Being chock-full has nothing to do with being rammed as tightly as a chock is below a door or the wheels of a vehicle. Instead, chock in this context is derived from choke, in the sense of something being suffocatingly crammed or crowded.

14. THE “D” IN D-DAY DOESN’T STAND FOR DISEMBARKATION.

It also doesn’t mean deliverance, Deutschland, doomsday, decision, or any of the other D-words popular history might have you believe. In fact, D doesn’t stand for anything at all: just like (albeit less common) expressions like H-hour, D-Day was just an alliterative placeholder used during the planning of the Normandy landings for the unspecified day on which the operation would take place. As further evidence, the earliest use of the term comes from 1918, a full 26 years before Allied troops stormed the beaches. The French name for D-Day, by the way, is J-Jour.
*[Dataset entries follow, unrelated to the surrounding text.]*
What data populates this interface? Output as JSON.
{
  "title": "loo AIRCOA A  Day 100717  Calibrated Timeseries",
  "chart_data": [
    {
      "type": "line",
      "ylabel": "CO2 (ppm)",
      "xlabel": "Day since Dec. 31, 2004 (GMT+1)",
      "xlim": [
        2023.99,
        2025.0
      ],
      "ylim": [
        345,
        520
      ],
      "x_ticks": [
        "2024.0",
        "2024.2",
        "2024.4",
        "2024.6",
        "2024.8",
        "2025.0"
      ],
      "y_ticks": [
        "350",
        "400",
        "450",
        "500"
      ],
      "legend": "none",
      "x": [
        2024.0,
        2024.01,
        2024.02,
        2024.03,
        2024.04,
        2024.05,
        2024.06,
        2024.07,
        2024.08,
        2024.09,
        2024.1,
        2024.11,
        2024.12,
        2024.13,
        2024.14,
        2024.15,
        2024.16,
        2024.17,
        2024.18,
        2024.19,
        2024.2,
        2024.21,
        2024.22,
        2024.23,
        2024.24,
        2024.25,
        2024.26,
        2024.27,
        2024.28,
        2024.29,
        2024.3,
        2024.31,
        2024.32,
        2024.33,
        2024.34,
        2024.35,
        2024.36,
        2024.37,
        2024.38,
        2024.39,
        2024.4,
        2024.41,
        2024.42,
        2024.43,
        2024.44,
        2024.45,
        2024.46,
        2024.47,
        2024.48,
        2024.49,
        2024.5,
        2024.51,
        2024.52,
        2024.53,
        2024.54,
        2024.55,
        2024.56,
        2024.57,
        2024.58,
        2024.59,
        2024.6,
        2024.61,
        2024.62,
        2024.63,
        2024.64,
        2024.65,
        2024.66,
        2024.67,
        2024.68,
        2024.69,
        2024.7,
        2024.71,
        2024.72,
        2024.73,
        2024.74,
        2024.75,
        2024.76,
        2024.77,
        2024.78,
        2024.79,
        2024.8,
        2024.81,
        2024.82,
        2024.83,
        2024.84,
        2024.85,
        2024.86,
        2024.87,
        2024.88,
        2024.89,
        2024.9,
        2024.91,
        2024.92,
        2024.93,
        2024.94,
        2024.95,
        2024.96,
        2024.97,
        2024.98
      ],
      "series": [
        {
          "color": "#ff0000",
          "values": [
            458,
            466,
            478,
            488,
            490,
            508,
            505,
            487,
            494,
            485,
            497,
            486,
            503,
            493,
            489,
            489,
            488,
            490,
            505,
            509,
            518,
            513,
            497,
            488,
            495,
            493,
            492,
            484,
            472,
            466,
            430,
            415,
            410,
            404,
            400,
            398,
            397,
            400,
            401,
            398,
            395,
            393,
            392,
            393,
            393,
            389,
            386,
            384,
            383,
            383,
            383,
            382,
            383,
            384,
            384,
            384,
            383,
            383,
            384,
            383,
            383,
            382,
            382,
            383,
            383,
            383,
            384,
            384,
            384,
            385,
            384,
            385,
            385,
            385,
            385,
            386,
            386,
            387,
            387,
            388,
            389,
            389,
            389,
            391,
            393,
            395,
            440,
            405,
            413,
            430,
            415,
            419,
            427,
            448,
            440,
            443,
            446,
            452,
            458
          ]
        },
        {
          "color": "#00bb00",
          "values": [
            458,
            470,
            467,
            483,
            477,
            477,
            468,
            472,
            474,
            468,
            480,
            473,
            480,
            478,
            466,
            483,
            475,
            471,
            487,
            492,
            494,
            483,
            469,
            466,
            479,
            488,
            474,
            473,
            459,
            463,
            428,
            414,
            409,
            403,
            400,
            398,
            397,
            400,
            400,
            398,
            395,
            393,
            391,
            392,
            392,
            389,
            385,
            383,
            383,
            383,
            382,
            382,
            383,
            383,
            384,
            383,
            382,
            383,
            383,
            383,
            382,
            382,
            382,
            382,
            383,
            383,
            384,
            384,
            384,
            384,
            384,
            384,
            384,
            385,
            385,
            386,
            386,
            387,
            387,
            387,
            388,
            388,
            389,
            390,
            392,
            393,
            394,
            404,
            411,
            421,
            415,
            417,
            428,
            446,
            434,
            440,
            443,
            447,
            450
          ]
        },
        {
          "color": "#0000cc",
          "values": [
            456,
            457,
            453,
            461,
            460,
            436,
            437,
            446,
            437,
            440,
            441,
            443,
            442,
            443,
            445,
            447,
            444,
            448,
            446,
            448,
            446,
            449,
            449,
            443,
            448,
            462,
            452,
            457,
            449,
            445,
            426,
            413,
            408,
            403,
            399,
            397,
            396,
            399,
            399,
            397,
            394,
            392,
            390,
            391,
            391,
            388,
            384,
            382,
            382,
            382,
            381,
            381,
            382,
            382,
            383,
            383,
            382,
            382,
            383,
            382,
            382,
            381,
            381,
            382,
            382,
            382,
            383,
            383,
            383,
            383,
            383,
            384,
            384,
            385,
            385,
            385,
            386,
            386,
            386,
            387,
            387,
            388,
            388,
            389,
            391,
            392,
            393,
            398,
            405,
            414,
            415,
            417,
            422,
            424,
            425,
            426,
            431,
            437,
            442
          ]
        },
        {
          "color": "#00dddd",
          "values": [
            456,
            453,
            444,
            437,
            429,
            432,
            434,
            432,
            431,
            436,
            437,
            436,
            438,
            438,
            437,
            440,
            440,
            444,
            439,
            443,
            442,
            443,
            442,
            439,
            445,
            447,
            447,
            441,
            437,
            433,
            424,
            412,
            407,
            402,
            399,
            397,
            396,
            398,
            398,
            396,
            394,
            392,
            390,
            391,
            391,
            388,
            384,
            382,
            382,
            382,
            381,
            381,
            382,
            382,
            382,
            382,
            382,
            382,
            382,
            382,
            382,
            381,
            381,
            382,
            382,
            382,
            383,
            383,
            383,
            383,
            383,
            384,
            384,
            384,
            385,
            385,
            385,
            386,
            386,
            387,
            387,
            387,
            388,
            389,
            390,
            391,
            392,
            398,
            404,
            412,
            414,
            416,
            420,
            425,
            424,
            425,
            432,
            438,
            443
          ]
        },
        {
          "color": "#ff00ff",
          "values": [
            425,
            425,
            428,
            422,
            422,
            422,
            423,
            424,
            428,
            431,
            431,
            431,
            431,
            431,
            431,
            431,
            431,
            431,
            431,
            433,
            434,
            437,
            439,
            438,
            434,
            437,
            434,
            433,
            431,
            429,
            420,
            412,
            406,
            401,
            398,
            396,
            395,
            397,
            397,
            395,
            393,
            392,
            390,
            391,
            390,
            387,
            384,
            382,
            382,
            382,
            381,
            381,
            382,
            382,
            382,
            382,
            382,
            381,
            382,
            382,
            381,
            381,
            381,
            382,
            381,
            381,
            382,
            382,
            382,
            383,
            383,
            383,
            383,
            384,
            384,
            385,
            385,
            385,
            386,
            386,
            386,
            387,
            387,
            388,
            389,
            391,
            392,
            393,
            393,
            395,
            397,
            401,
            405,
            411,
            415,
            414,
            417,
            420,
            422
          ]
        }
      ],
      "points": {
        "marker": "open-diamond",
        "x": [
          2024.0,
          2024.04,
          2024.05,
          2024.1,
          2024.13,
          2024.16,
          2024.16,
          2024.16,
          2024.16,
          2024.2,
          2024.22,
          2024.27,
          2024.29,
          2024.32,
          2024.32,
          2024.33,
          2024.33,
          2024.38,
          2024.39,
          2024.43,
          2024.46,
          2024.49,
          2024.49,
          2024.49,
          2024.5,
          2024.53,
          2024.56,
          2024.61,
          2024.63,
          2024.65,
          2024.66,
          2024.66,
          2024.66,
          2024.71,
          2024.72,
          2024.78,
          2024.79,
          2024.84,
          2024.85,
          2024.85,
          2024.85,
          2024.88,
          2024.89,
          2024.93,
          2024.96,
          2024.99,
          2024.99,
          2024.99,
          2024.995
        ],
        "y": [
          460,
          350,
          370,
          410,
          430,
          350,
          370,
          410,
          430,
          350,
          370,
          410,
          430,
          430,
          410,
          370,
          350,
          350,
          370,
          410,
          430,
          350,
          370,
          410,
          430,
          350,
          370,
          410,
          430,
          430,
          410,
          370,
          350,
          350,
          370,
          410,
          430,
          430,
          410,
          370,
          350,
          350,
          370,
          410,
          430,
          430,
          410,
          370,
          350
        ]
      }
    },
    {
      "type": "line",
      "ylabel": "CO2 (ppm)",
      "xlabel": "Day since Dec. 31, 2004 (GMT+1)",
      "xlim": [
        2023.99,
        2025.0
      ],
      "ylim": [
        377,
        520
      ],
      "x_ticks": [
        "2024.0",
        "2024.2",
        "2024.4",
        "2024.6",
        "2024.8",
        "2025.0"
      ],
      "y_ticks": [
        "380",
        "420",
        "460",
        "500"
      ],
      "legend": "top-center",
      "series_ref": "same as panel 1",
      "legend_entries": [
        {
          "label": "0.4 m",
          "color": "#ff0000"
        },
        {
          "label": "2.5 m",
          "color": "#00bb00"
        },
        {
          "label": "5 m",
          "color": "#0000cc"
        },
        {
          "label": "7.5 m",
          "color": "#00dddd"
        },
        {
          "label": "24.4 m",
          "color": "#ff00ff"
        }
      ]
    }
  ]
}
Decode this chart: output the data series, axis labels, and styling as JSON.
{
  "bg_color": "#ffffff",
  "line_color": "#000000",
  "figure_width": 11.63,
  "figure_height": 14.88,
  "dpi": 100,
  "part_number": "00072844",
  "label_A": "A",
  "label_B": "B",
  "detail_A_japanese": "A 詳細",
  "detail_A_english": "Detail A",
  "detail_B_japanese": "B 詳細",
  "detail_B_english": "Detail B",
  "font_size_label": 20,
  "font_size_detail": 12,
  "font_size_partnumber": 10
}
15. THE “GOOD” IN GOODBYE DOESN’T MEAN GOOD.

Goodbye is a contraction of “God be with you,” an expression of departure or best wishes in use in English from the medieval period. As the phrase simplified over time, “God” drifted toward “good” in other similar expression likes good day and good morning. By the late 16th century, we were left with the word we use today.